Весь горизонт в огне.
И ясен нестерпимо28.

    Так писал А. Блок.
   И я писал в этом же году, еще не имея никакого ясного представления о бытии Блока: "Разве я не вижу, что все мы летим куда-то с головокружительной быстротой" ("Симфония"). И в последних днях улетающего столетия я написал последнюю фразу "Северной  симфонии",  повернутую  к  новому  веку:  "Ударил серебряный колокол". Для одних щелкала пробка шампанского, как и в прошлом году; другие слышали удар колокола; и гадали, о чем удар; это могли  быть  и звуки пожарного набата, и звуки марша; о содержаниях звуков гадали мы;  наше "да" ведь не имело эмпирики; мы сходились в одном, что кризис - небывалый; и небывалость  его   протекает   в   совершенной   тишине;   в   чем   кризис?Социал-демократ    мог    ответить:    "Скоро     обнаружится     социальная действительность, и сорвется фиговый листик с режима благополучия".  Философ культуры мог ответить: "Гибель европейской буржуазной культуры". Философ мог сказать так: "Кризис теорий об однолинейном, прямолинейном  прогрессе".  Кто иной мог неопределенно сказать: "Конец эпохи"; а мистик мог  заострить  этот конец в конец мира вообще.
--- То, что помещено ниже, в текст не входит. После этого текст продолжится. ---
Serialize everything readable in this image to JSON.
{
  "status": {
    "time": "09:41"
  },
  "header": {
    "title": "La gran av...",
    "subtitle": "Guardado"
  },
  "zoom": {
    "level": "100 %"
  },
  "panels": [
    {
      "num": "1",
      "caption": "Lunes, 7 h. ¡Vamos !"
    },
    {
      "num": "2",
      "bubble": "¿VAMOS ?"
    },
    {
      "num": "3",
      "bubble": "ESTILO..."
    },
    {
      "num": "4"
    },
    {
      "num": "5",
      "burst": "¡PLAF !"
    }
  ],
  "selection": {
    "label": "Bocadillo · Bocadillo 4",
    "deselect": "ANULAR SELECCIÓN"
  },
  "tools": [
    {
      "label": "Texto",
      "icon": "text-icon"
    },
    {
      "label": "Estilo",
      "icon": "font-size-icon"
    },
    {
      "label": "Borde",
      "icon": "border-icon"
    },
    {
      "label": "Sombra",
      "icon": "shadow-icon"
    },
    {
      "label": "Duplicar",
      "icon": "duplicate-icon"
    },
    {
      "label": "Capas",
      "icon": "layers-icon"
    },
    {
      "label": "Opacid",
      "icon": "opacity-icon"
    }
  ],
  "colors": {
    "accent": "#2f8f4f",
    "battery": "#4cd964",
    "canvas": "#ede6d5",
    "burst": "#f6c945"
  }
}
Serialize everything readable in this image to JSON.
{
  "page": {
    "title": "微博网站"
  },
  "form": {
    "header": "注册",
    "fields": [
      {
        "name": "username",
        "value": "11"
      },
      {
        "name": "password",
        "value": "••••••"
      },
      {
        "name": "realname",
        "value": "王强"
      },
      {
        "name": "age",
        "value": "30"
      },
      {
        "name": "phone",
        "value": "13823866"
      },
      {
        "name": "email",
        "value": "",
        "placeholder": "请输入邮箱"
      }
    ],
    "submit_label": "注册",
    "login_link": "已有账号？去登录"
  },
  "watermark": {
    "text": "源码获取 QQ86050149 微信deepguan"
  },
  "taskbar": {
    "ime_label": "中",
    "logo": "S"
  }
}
Гадание о форме кризиса надо отличать от  вопроса о наличии кризиса;  это  наличие  для  нас,  детей  рубежа,  было  эмпирикой
переживаемого опыта; а вопрос о формах  выявления  его  в  начале  века  был загадан; и  загаданность  эту  не  закрепляли  мы  в  непреложные  догмы,  а выдвигали ряд рабочих гипотез; утверждали: либо то, либо это. Так и  в  моей детской "Симфонии" изображены  люди,  по-разному  констатирующие  кризис;  в "Симфонии" вы не найдете непререкаемого: непременно - то-то, а не  это;  для одних: "Ждали утешителя, а надвигался мститель" ("Симфония")31. Для  других: "На востоке не ужасались; тут...  наблюдалось  счастливое  волнение..."  Для иных: "Погребали Европу осенним пасмурным днем"  ("Симфония")32.  Под  всеми этими образами, по-разному рисовавшими кризис, был подан кризис; и  в  ответ на тему этого кризиса отвечали отцы так, как это изображено в "Симфонии" же: "Во всеоружии точных знаний они могли бы дать отпор всевозможным выдумкам... Но они предпочитают мрак... Какое отсутствие честности в этом  кривлянье..." На что другой  ученый,  побойчей,  отвечает:  "Дифференциация  и  интеграция Спенсера обнимает лишь  формальную  сторону  явлений  жизни,  допуская  иные толкования...  Ведь  никто...   не   имеет   сказать   против   эволюционной непрерывности. Дело идет лишь об искании смысла этой  эволюции"  ("Симфония").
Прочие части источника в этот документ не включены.